Börsen-Zeitung: Staat im Dilemma, Kommentar zum Verbraucherschutz von Angela Wefers
Frankfurt (ots)
Eine lange Liste zusätzlicher Informationen sollen nach dem Willen der schwarz-roten Koalition Anbieter von Vermögensanlagen künftig liefern. Sie sollen Verbraucher vor Pleitefällen im grauen Kapitalmarkt wie dem des Windfinanzierers Prokon schützen. Dem aufgeklärten Anleger wird es helfen, wenn er künftig auch unterjährig über wichtige Geschäftsvorfälle unterrichtet werden muss, und dies auch noch nach der Vertriebsphase, wenn Rück- oder Zinszahlung in Gefahr geraten. Ob solche Vorgaben den Fall Prokon verhindert hätten, ist fraglich.
Die schwarz-rote Koalition steht vor einem Dilemma. Eine Offensive für mehr Transparenz schützt Anleger, die lesen, verstehen und sich damit auseinandersetzen, wohin ihr Geld fließt. Vielfach berufen sich kleine Privatanleger aber darauf, sie hätten - angelockt von irreführender Werbung - die Folgen ihres Handelns nicht einschätzen können. Wer nicht lesen will oder nicht verstehen kann, dem ist auch nicht mit zusätzlicher Information geholfen. Bei Prokon stand im sogenannten "Beipackzettel" schwarz auf weiß der Hinweis auf einen möglichen Totalverlust.
Die Politik träumt davon, auch solche Anleger schützen zu können, die die Verantwortung abgeben. Dafür soll die Finanzaufsicht BaFin künftig mehr Rechte erhalten, um etwa während des Verkaufsprozesses Missstände bei der Werbung zu unterbinden oder Vertriebsbeschränkungen und -verbote auszusprechen. Sie soll bei Verstößen gegen das Vermögensanlagegesetz schwarze Schafe auch früher an den öffentlichen (Internet-)Pranger stellen dürfen. So weit, so gut.

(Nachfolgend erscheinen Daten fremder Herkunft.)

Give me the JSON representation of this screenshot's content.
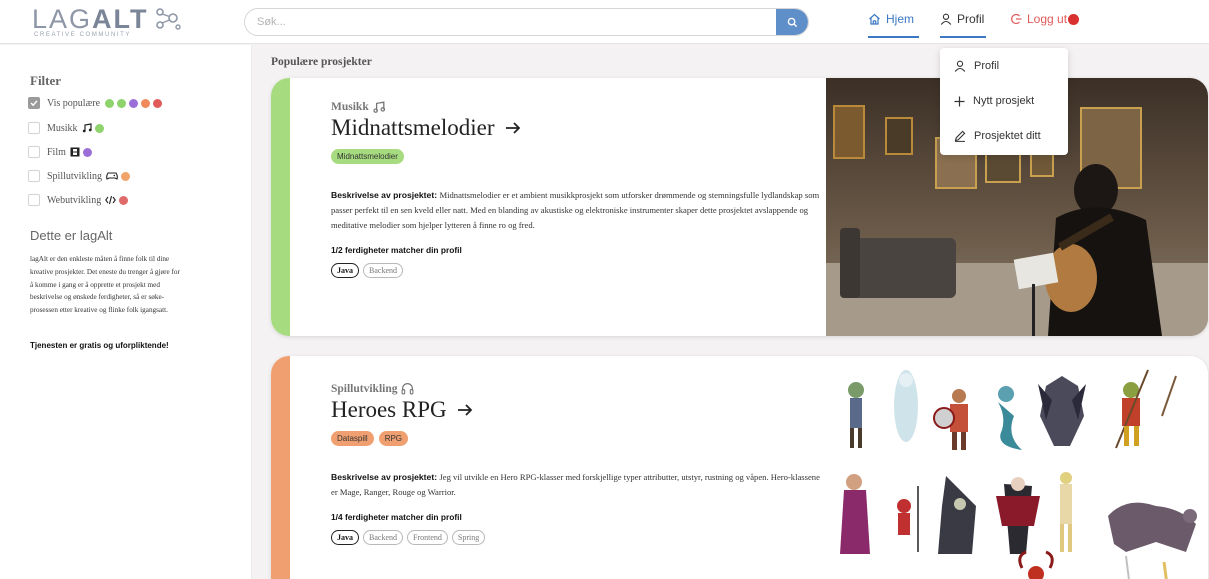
{
  "header": {
    "logo_text_light": "LAG",
    "logo_text_bold": "ALT",
    "logo_subtitle": "CREATIVE COMMUNITY",
    "search_placeholder": "Søk...",
    "nav": {
      "home": "Hjem",
      "profile": "Profil",
      "logout": "Logg ut"
    }
  },
  "dropdown": {
    "items": [
      {
        "label": "Profil",
        "icon": "user-icon"
      },
      {
        "label": "Nytt prosjekt",
        "icon": "plus-icon"
      },
      {
        "label": "Prosjektet ditt",
        "icon": "pencil-icon"
      }
    ]
  },
  "sidebar": {
    "filter_title": "Filter",
    "filters": [
      {
        "label": "Vis populære",
        "checked": true
      },
      {
        "label": "Musikk",
        "checked": false
      },
      {
        "label": "Film",
        "checked": false
      },
      {
        "label": "Spillutvikling",
        "checked": false
      },
      {
        "label": "Webutvikling",
        "checked": false
      }
    ],
    "about_title": "Dette er lagAlt",
    "about_text": "lagAlt er den enkleste måten å finne folk til dine kreative prosjekter. Det eneste du trenger å gjøre for å komme i gang er å opprette et prosjekt med beskrivelse og ønskede ferdigheter, så er søke-prosessen etter kreative og flinke folk igangsatt.",
    "about_strong": "Tjenesten er gratis og uforpliktende!"
  },
  "main": {
    "section_title": "Populære prosjekter",
    "projects": [
      {
        "category": "Musikk",
        "title": "Midnattsmelodier",
        "tags": [
          "Midnattsmelodier"
        ],
        "desc_label": "Beskrivelse av prosjektet",
        "description": "Midnattsmelodier er et ambient musikkprosjekt som utforsker drømmende og stemningsfulle lydlandskap som passer perfekt til en sen kveld eller natt. Med en blanding av akustiske og elektroniske instrumenter skaper dette prosjektet avslappende og meditative melodier som hjelper lytteren å finne ro og fred.",
        "match": "1/2 ferdigheter matcher din profil",
        "skills": [
          "Java",
          "Backend"
        ]
      },
      {
        "category": "Spillutvikling",
        "title": "Heroes RPG",
        "tags": [
          "Dataspill",
          "RPG"
        ],
        "desc_label": "Beskrivelse av prosjektet",
        "description": "Jeg vil utvikle en Hero RPG-klasser med forskjellige typer attributter, utstyr, rustning og våpen. Hero-klassene er Mage, Ranger, Rouge og Warrior.",
        "match": "1/4 ferdigheter matcher din profil",
        "skills": [
          "Java",
          "Backend",
          "Frontend",
          "Spring"
        ]
      }
    ]
  },
  "colors": {
    "popular_dots": [
      "#8ed36b",
      "#8ed36b",
      "#9b6fd8",
      "#f08a5d",
      "#e15a5a"
    ],
    "music": "#8ed36b",
    "film": "#9b6fd8",
    "game": "#f0a36b",
    "web": "#e06a6a",
    "accent": "#3c78c3"
  }
}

Je mehr aber der Staat via Aufsichtsbehörde beim Anlegerschutz in der Pflicht steht, desto mehr gerät er auch bei eigenen Versäumnissen in die Haftung. Die trügerische Vorstellung eines staatlich abgefederten Rundum-sorglos-Pakets wird das Empfinden von Anlegern, selbst Verantwortung übernehmen zu müssen, noch senken. Verstärkt wird dieser Paradigmenwechsel durch das Vorhaben, die BaFin neben der Aufsicht über den regulierten, weißen Kapitalmarkt als Aufsichtsziel auch mit dem kollektiven Verbraucherschutz zu betrauen.
Würde wenigstens der Steuerzahler für Fehler der staatlichen Aufsichtsbehörde aus einem politisch gewünschten Ziel haften, wäre die Welt zumindest halbwegs in Ordnung. Da die BaFin aber von den Finanzakteuren des weißen Kapitalmarkts finanziert wird, müssten diese für Fehler aus dem grauen Markt geradestehen. Es ist höchste Zeit, dann auch über das Finanzierungsmodell der BaFin zu reden.